A statement from the group - led by Baroness Alicia Kennedy - claims renters are bearing the brunt of rising prices.
It cites the Office for National Statistics revealed that 59 per cent of renters were finding it difficult to pay energy bills in March.
Generation Rent says nearly half of tenants responding to a government survey are already spending less on food and essentials.
“While home owners could be hit by rising rates, renters have it worse” says the group.
It claims a third of renters reported that their rent had increased in the past six months and six per cent of tenants are now in arrears.

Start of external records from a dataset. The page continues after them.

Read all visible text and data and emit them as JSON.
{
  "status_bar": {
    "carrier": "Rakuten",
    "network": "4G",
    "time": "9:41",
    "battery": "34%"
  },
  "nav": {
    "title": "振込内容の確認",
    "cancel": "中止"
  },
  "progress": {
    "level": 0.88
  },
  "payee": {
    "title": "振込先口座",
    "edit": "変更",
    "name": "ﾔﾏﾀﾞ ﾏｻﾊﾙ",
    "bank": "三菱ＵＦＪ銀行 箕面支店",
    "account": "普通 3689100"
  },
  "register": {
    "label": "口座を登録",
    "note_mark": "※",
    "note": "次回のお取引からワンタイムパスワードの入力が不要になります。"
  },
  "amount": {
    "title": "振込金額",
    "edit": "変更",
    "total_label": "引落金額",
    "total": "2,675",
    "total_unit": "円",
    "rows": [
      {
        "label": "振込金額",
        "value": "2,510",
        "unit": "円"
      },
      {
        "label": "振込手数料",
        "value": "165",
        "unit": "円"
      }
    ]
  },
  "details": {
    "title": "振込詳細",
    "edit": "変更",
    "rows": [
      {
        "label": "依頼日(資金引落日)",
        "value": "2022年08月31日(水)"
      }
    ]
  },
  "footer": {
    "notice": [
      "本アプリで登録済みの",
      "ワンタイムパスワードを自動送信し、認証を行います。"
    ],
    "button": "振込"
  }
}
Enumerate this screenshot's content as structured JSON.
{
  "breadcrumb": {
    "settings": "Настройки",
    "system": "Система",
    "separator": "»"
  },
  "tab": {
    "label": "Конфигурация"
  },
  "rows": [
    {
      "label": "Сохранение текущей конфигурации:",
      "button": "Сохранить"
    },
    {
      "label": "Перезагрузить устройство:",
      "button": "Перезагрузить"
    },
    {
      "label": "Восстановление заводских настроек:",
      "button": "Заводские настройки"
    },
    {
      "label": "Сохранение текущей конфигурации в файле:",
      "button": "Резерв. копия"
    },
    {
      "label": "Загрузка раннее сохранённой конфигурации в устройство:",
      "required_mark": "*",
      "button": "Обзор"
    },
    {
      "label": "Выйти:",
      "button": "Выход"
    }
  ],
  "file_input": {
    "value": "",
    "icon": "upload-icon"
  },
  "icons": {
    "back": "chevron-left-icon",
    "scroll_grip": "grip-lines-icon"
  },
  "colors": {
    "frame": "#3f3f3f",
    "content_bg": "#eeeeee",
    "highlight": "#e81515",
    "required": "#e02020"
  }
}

Generation Rent is calling on the government to:
- Ban increases in rent for the duration of the cost of living crisis;
- Suspend the use of Section 21 evictions, where the landlord does not need a reason to evict, and Section 8 Ground 8 evictions, where tenants in more than two months’ of rent arrears cannot challenge an eviction;
- Unfreeze Local Housing Allowance so benefit claimants can pay the rent – rates are frozen at 2019-2020 levels;
- Restore Discretionary Housing Payment funding to 2020-21 levels, when £180m was available for renters struggling with housing costs;
- Reinstate the £20 per week Universal Credit uplift;
- Ban landlords from demanding multiple months’ rent up front – a tactic used to deny benefit claimants a home;
- Increase funds to clear tenants’ rent arrears from the £65m provided in October 2021.
And Baroness Kennedy says: “Although interest rates are rising, home owners are able to minimise costs by remortgaging. Renters don’t have the same option: if your landlord thinks they can get a higher rent from a new tenant, there’s not much you can do.
“If you try to negotiate, your landlord can simply serve a Section 21 no-fault eviction notice.
"With renters so vulnerable to rent hikes and incomes stagnant, this causes impossible choices between paying rent and putting food on the table. Without a suspension of evictions and a rent freeze, the cost of living crisis will lead to spiralling rent arrears and homelessness for thousands of families.”